Avengers: Age of Ultron managed to pack a plethora of action into its 141-minute run time. Yet, reports over the past months indicated that a good deal of the superhero sequel was actually left on the cutting room floor. While such an idea might lead one to believe that director Joss Whedon might be artistically inclined to throw together a director’s cut of the film, his recent comments indicate otherwise.
While Marvel Studios had no formal presence at San Diego Comic-Con this past weekend, Age of Ultron director, Joss Whedon, did show up to participate in a panel moderated by Zachary Levi for his site, NerdHQ. The Marvel movie visionary took a number of questions from the fan-filled audience, including one asking about the possibility of Age of Ultron’s deleted scenes providing fodder for a director’s cut. The answer was rather clear. According to Whedon:
It has always been my ambition never to do a director’s cut of anything and always to make the movie with the studio that we both want to make. Ultron was very complex and there was a lot of back-and-forth. My instinct is no. Just as an artist, I’m super fucking lazy and that sounds like it would be hard. I don’t think there’s interest in it, right now. You’ll see a bunch of stuff on the DVD in extras that were meant to be there.
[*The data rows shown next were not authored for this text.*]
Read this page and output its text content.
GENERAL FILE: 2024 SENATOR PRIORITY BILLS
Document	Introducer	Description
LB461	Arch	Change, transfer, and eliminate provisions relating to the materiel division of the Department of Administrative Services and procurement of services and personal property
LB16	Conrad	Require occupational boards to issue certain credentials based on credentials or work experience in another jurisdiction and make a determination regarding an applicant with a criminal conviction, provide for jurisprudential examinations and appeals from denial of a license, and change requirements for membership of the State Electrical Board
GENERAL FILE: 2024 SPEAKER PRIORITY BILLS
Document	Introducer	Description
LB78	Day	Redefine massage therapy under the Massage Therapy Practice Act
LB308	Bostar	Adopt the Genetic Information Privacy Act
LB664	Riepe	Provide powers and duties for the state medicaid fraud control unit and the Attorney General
While Whedon's comment on being lazy was rooted in humorous self-deprecation, he did stand firm with his intention to never amend his work. The primary reason that he cites for this unyielding position is that, for the most part, he feels that the narrative for AOU came together "very close" to the way that he hoped. While that might seem like a lofty goal for a film director the caliber of Whedon, it’s important to remember that, just as with 2012’s Avengers, he was placed in a collaborative scenario with an array of executives and producers to construct the latest cinematic centerpiece in a franchise that is worth billions to the Marvel/Disney conglomerate. Despite making loads of concession, Whedon seems satisfied with the end product. As he further explains:
If I tell a story, I want that to be the story I told. Ultron may have some transitions that I’m not 100% on board with. It’s also one of the most ridiculously personal things I’ve ever put on screen.
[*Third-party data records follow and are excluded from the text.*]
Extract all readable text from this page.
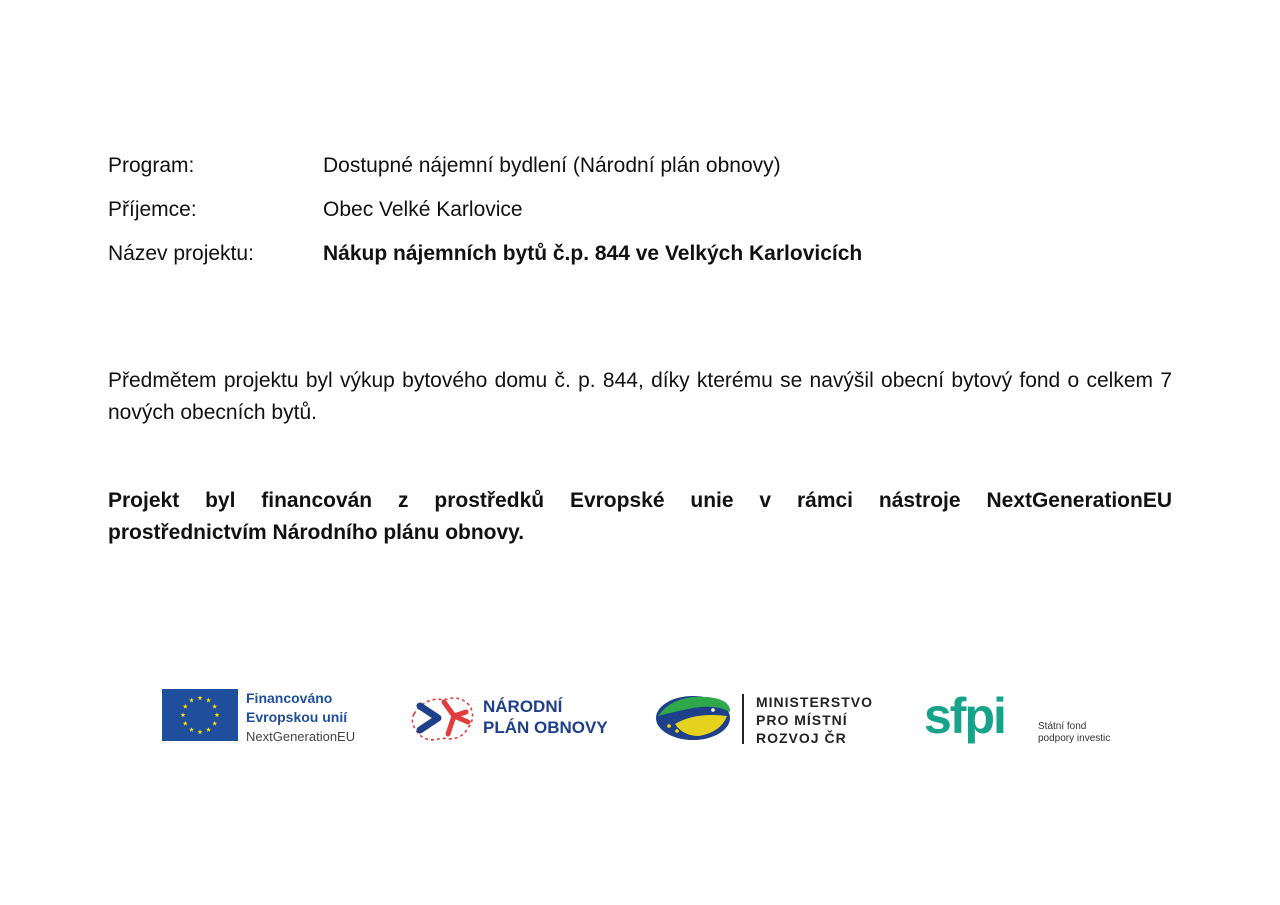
Program:	Dostupné nájemní bydlení (Národní plán obnovy)
Příjemce:	Obec Velké Karlovice
Název projektu:	Nákup nájemních bytů č.p. 844 ve Velkých Karlovicích

Předmětem projektu byl výkup bytového domu č. p. 844, díky kterému se navýšil obecní bytový fond o celkem 7 nových obecních bytů.

Projekt byl financován z prostředků Evropské unie v rámci nástroje NextGenerationEU
prostřednictvím Národního plánu obnovy.
Financováno
Evropskou unií
NextGenerationEU
NÁRODNÍ
PLÁN OBNOVY
MINISTERSTVO
PRO MÍSTNÍ
ROZVOJ ČR	sfpi	Státní fond
podpory investic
As a consequence of its creative process, Age of Ultron, while being billed as a film written and directed by Joss Whedon, was actually more of a fusion of disparate concepts through which his original vision was filtered. Yet, Whedon compares a potential director's cut to his distaste of hearing remixes of familiar songs, which violates his own artistic outlook of leaving the end product of a work to stand as a reflection of the context in which it was created. Likewise, Whedon seems to look at AOU as a creation of an extremely personal process that, for better or worse, was artistically shaped by the concessions he made in the creative process. Plus, from a practical standpoint, he can take the fact that film currently stands at $1.3 billion as enough of a victory to move on and never look back.
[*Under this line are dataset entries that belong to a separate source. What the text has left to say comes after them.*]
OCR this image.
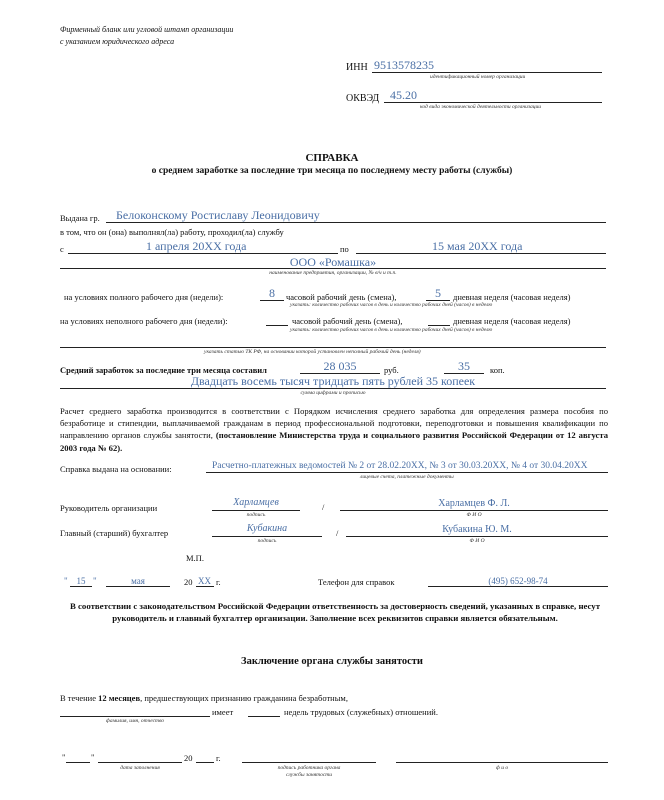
Фирменный бланк или угловой штамп организации
с указанием юридического адреса
ИНН 9513578235
идентификационный номер организации
ОКВЭД 45.20
код вида экономической деятельности организации
СПРАВКА
о среднем заработке за последние три месяца по последнему месту работы (службы)
Выдана гр. Белоконскому Ростиславу Леонидовичу
в том, что он (она) выполнял(ла) работу, проходил(ла) службу
с	1 апреля 20ХХ года	по	15 мая 20ХХ года
ООО «Ромашка»
наименование предприятия, организации, № в/ч и т.п.
на условиях полного рабочего дня (недели):	8	часовой рабочий день (смена),	5	дневная неделя (часовая неделя)
указать: количество рабочих часов в день и количество рабочих дней (часов) в неделю
на условиях неполного рабочего дня (недели):	часовой рабочий день (смена),	дневная неделя (часовая неделя)
указать: количество рабочих часов в день и количество рабочих дней (часов) в неделю
указать статью ТК РФ, на основании которой установлен неполный рабочий день (неделя)
Средний заработок за последние три месяца составил	28 035	руб.	35	коп.
Двадцать восемь тысяч тридцать пять рублей 35 копеек
сумма цифрами и прописью
Расчет среднего заработка производится в соответствии с Порядком исчисления среднего заработка для определения размера пособия по безработице и стипендии, выплачиваемой гражданам в период профессиональной подготовки, переподготовки и повышения квалификации по направлению органов службы занятости, (постановление Министерства труда и социального развития Российской Федерации от 12 августа 2003 года № 62).
Справка выдана на основании:	Расчетно-платежных ведомостей № 2 от 28.02.20ХХ, № 3 от 30.03.20ХХ, № 4 от 30.04.20ХХ
лицевые счета, платежные документы
Руководитель организации	Харламцев
подпись
/	Харламцев Ф. Л.
Ф И О
Главный (старший) бухгалтер	Кубакина
подпись
/	Кубакина Ю. М.
Ф И О
М.П.
" 15 "	мая	20 ХХ г.	Телефон для справок	(495) 652-98-74
В соответствии с законодательством Российской Федерации ответственность за достоверность сведений, указанных в справке, несут руководитель и главный бухгалтер организации. Заполнение всех реквизитов справки является обязательным.
Заключение органа службы занятости
В течение 12 месяцев, предшествующих признанию гражданина безработным,
фамилия, имя, отчество
имеет	недель трудовых (служебных) отношений.
"	"	20	г.
дата заполнения	подпись работника органа
службы занятости
ф и о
While the news that we’ll never see scenes like Loki’s cut cameo or Black Widow’s big moment armed to the teeth with heavy duty hardware integrated into any version of the film, Whedon does make it clear that the DVD/Blu-ray will nevertheless provide those likely non-canonical moments in the Marvel mega-movie. However, seeing as Avengers: Age of Ultron only made its debut at theaters back in May, an official date has not yet been named for that highly-anticipated home release.